As for rougher and highly dispersed nano-Pt electrodes, the deviation of the ECA determined using the UPD-H and UPD-Cu methods can be higher than 20%; this is explained by the H adsorption into the inner pores between the nanoparticles in the highly dispersed film electrodes, which are not accessible for Cu atoms or other species with large diameters. The CO/H displacement and CO stripping methods are not appropriate for the determination of ECA of rough film nano-Pt with high dispersion, since adsorbed CO molecules cause a significant annealing effect (more than 20% decrease in ECAs after four consecutive times of adsorption and stripping) which changes the catalysts surface structure.

For the OH/O adsorption method, it is not possible to establish a general standard for the upper potential limit where a full monolayer of PtOH and PtO _x is formed, since Pt oxide formation/reduction depends critically on particle size and film roughness, electrolyte composition as well as electrode scan rate. The errors for the double layer capacitance can be as high as 15%.
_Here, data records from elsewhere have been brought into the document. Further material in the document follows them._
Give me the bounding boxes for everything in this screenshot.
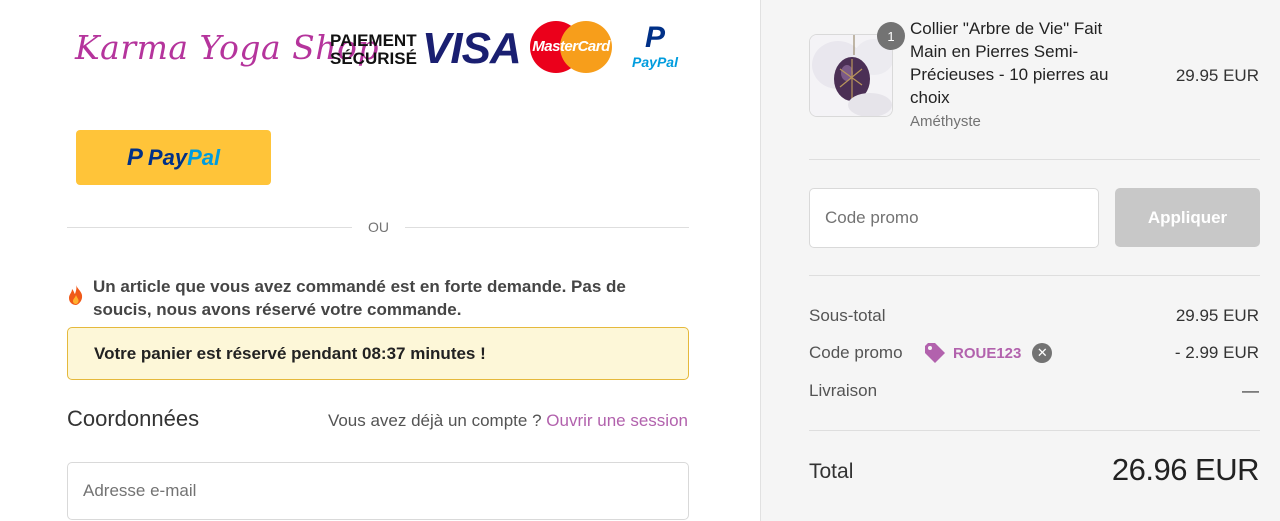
checkout-main: Karma Yoga Shop PAIEMENT SÉCURISÉ VISA M… xyxy=(0,0,760,521)
subtotal-label: Sous-total xyxy=(809,306,886,325)
shipping-value: — xyxy=(1242,381,1259,400)
mastercard-text: MasterCard xyxy=(532,38,610,55)
remove-discount-icon[interactable]: ✕ xyxy=(1032,343,1053,363)
total-value: 26.96 EUR xyxy=(1111,452,1260,487)
paypal-logo: P PayPal xyxy=(625,22,685,78)
separator xyxy=(809,275,1260,276)
discount-code: ROUE123 xyxy=(953,344,1022,362)
product-image xyxy=(809,34,893,117)
paypal-express-button[interactable]: P Pay Pal xyxy=(76,130,271,185)
secure-payment-label: PAIEMENT SÉCURISÉ xyxy=(330,32,417,68)
secure-line-2: SÉCURISÉ xyxy=(330,49,417,68)
total-label: Total xyxy=(809,460,854,483)
paypal-pal-text: Pal xyxy=(187,144,221,170)
shipping-label: Livraison xyxy=(809,381,878,400)
login-link[interactable]: Ouvrir une session xyxy=(546,411,688,430)
email-field[interactable] xyxy=(67,462,689,520)
subtotal-value: 29.95 EUR xyxy=(1175,306,1259,325)
account-prompt-text: Vous avez déjà un compte ? xyxy=(327,411,542,430)
discount-label: Code promo xyxy=(809,343,903,362)
header-logos: Karma Yoga Shop PAIEMENT SÉCURISÉ VISA M… xyxy=(70,18,685,88)
divider-text: OU xyxy=(368,219,389,235)
login-prompt: Vous avez déjà un compte ? Ouvrir une se… xyxy=(328,411,688,431)
cart-reserved-banner: Votre panier est réservé pendant 08:37 m… xyxy=(67,327,689,380)
paypal-p-icon: P xyxy=(126,143,143,171)
paypal-word: PayPal xyxy=(632,54,678,70)
visa-logo: VISA xyxy=(422,24,522,73)
secure-line-1: PAIEMENT xyxy=(330,31,417,50)
discount-tag: ROUE123 ✕ xyxy=(924,342,1053,364)
fire-icon xyxy=(67,285,85,310)
divider-line-right xyxy=(405,227,689,228)
paypal-pay-text: Pay xyxy=(147,144,188,170)
product-name: Collier "Arbre de Vie" Fait Main en Pier… xyxy=(910,19,1109,107)
order-summary: 1 Collier "Arbre de Vie" Fait Main en Pi… xyxy=(760,0,1280,521)
separator xyxy=(809,159,1260,160)
tag-icon xyxy=(925,343,945,363)
divider-line-left xyxy=(67,227,352,228)
paypal-mark: P xyxy=(644,21,665,54)
demand-message: Un article que vous avez commandé est en… xyxy=(93,277,626,319)
reserved-timer-text: Votre panier est réservé pendant 08:37 m… xyxy=(94,343,486,363)
quantity-badge: 1 xyxy=(877,22,905,50)
or-divider: OU xyxy=(67,217,689,237)
contact-section-title: Coordonnées xyxy=(67,406,200,431)
separator xyxy=(809,430,1260,431)
discount-value: - 2.99 EUR xyxy=(1174,343,1259,362)
apply-promo-button[interactable]: Appliquer xyxy=(1115,188,1260,247)
product-variant: Améthyste xyxy=(910,113,981,130)
promo-code-input[interactable] xyxy=(809,188,1099,248)
mastercard-logo: MasterCard xyxy=(528,21,614,73)
product-price: 29.95 EUR xyxy=(1175,66,1259,85)
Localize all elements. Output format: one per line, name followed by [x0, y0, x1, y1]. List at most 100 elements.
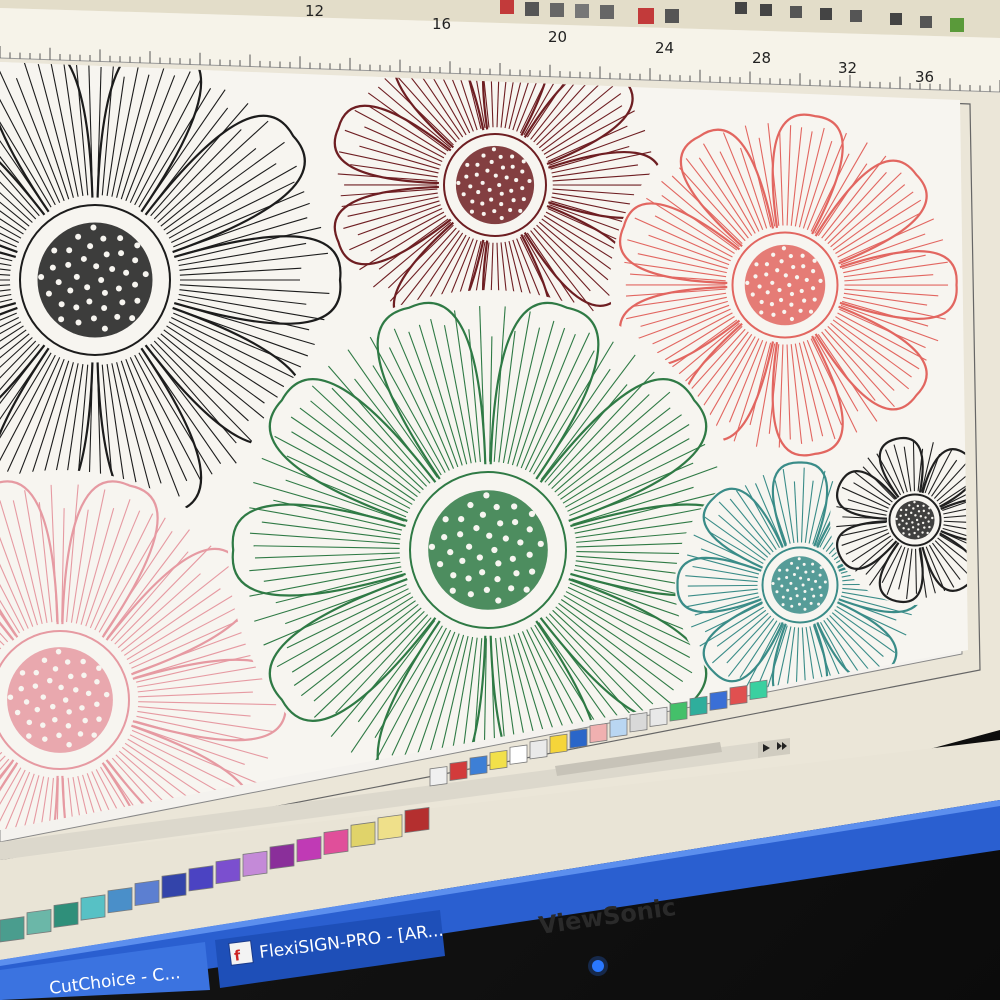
- ruler-label: 12: [305, 2, 324, 20]
- tool-icon[interactable]: [575, 4, 589, 18]
- center-speck: [520, 169, 525, 174]
- palette-swatch[interactable]: [80, 894, 106, 921]
- center-speck: [510, 154, 515, 159]
- center-speck: [101, 305, 108, 312]
- tool-icon[interactable]: [600, 5, 614, 19]
- center-speck: [469, 209, 474, 214]
- tool-icon[interactable]: [850, 10, 862, 22]
- center-speck: [67, 287, 74, 294]
- center-speck: [796, 566, 800, 570]
- center-speck: [100, 235, 107, 242]
- center-speck: [73, 304, 80, 311]
- center-speck: [82, 717, 88, 724]
- tool-icon[interactable]: [550, 3, 564, 17]
- palette-swatch[interactable]: [107, 887, 133, 914]
- palette-swatch[interactable]: [629, 712, 648, 733]
- center-speck: [467, 591, 474, 598]
- palette-swatch[interactable]: [215, 857, 241, 885]
- palette-swatch[interactable]: [323, 828, 349, 855]
- palette-swatch[interactable]: [749, 679, 768, 700]
- tool-icon[interactable]: [920, 16, 932, 28]
- palette-swatch[interactable]: [429, 766, 448, 787]
- palette-swatch[interactable]: [649, 706, 668, 727]
- center-speck: [58, 316, 65, 323]
- center-speck: [495, 560, 502, 567]
- center-speck: [101, 325, 108, 332]
- center-speck: [96, 665, 102, 671]
- palette-swatch[interactable]: [296, 836, 322, 863]
- tool-icon[interactable]: [890, 13, 902, 25]
- center-speck: [812, 258, 817, 263]
- tool-icon[interactable]: [665, 9, 679, 23]
- palette-swatch[interactable]: [53, 901, 79, 928]
- palette-swatch[interactable]: [509, 744, 528, 765]
- center-speck: [465, 162, 470, 167]
- palette-swatch[interactable]: [469, 755, 488, 776]
- center-speck: [801, 583, 805, 587]
- center-speck: [479, 569, 486, 576]
- center-speck: [794, 587, 798, 591]
- palette-swatch[interactable]: [188, 865, 214, 892]
- center-speck: [528, 510, 536, 518]
- center-speck: [789, 581, 793, 585]
- center-speck: [811, 269, 816, 274]
- center-speck: [898, 523, 901, 526]
- palette-swatch[interactable]: [549, 733, 568, 754]
- palette-swatch[interactable]: [350, 821, 376, 848]
- palette-swatch[interactable]: [377, 814, 403, 841]
- palette-swatch[interactable]: [0, 916, 25, 943]
- center-speck: [802, 298, 807, 303]
- center-speck: [778, 297, 784, 303]
- palette-swatch[interactable]: [161, 872, 187, 899]
- tool-icon[interactable]: [500, 0, 514, 14]
- tool-icon[interactable]: [525, 2, 539, 16]
- tool-icon[interactable]: [638, 8, 654, 24]
- palette-swatch[interactable]: [569, 728, 588, 749]
- center-speck: [64, 659, 71, 665]
- center-speck: [528, 568, 536, 575]
- palette-swatch[interactable]: [404, 806, 430, 834]
- center-speck: [818, 585, 822, 589]
- center-speck: [94, 701, 100, 707]
- palette-swatch[interactable]: [589, 722, 608, 744]
- center-speck: [42, 736, 48, 742]
- center-speck: [447, 549, 454, 556]
- tool-icon[interactable]: [950, 18, 964, 32]
- center-speck: [764, 262, 770, 267]
- center-speck: [129, 315, 136, 322]
- palette-swatch[interactable]: [689, 695, 708, 717]
- center-speck: [803, 597, 807, 601]
- palette-swatch[interactable]: [242, 850, 268, 877]
- center-speck: [457, 531, 464, 538]
- palette-swatch[interactable]: [729, 685, 748, 706]
- palette-swatch[interactable]: [609, 717, 628, 738]
- center-speck: [780, 584, 784, 588]
- tool-icon[interactable]: [790, 6, 802, 18]
- tool-icon[interactable]: [820, 8, 832, 20]
- center-speck: [775, 268, 780, 273]
- palette-swatch[interactable]: [669, 701, 688, 722]
- palette-swatch[interactable]: [269, 843, 295, 870]
- center-speck: [52, 666, 59, 672]
- palette-swatch[interactable]: [134, 879, 160, 907]
- center-speck: [510, 164, 515, 169]
- tool-icon[interactable]: [735, 2, 747, 14]
- center-speck: [73, 687, 79, 693]
- center-speck: [927, 520, 930, 523]
- center-speck: [476, 190, 481, 195]
- palette-swatch[interactable]: [26, 909, 52, 936]
- center-speck: [811, 562, 815, 566]
- center-speck: [819, 566, 823, 570]
- palette-swatch[interactable]: [529, 739, 548, 760]
- center-speck: [810, 286, 816, 291]
- tool-icon[interactable]: [760, 4, 772, 16]
- center-speck: [814, 579, 818, 583]
- palette-swatch[interactable]: [709, 690, 728, 711]
- palette-swatch[interactable]: [449, 760, 468, 781]
- center-speck: [461, 192, 466, 197]
- center-speck: [818, 573, 822, 577]
- center-speck: [483, 492, 490, 499]
- center-speck: [789, 302, 794, 307]
- center-speck: [117, 235, 124, 242]
- palette-swatch[interactable]: [489, 749, 508, 771]
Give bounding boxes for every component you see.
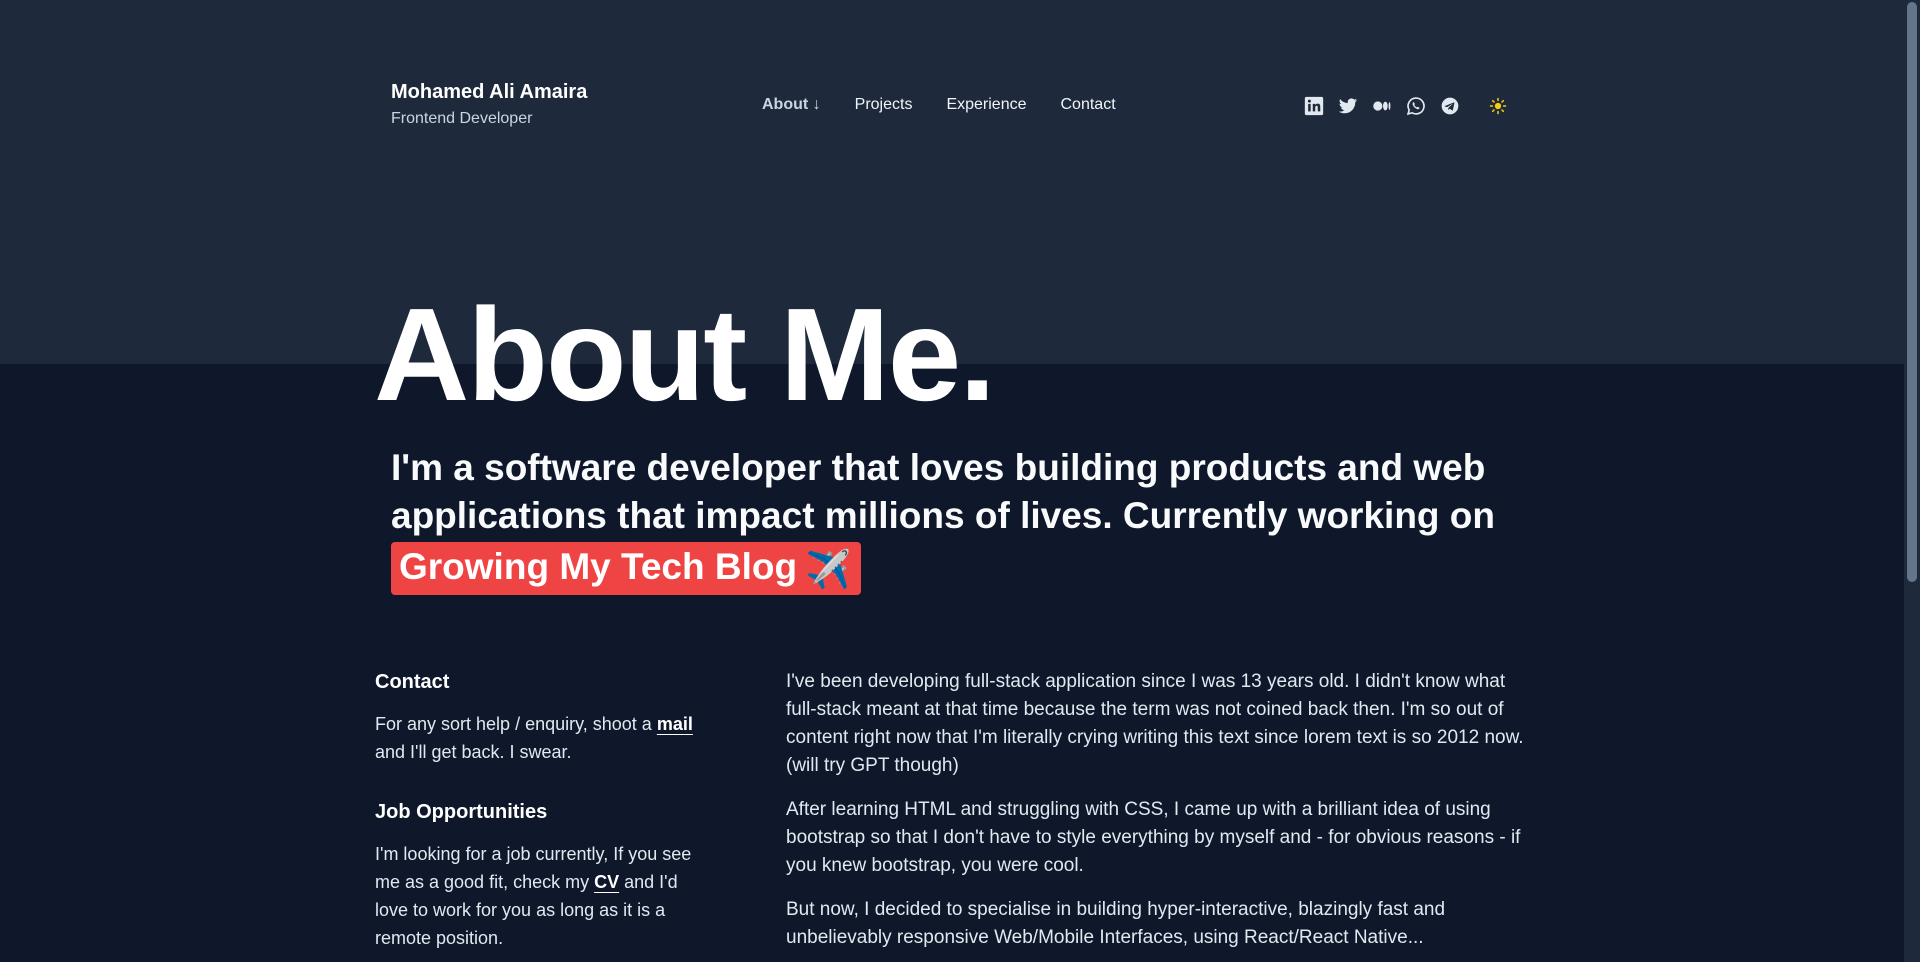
current-project-highlight[interactable]: Growing My Tech Blog ✈️ [391, 542, 862, 595]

Among all the techniques, our results reveal that for electrodes composed of highly dispersed Pt nanoparticles, ECAs obtained by the UPD-Cu method are most accurate because this method does not show appreciable annealing effects for rough Pt electrodes in contrast with the CO adsorption and stripping method, and it will not probe the surface sites which cannot be accessed by other molecules except proton as in contrast to the case of the UPD-H method. We do hope that the present quantitative estimation of errors associated with the different methods and the systematic comparisons between different approaches may invoke great attention on this issue.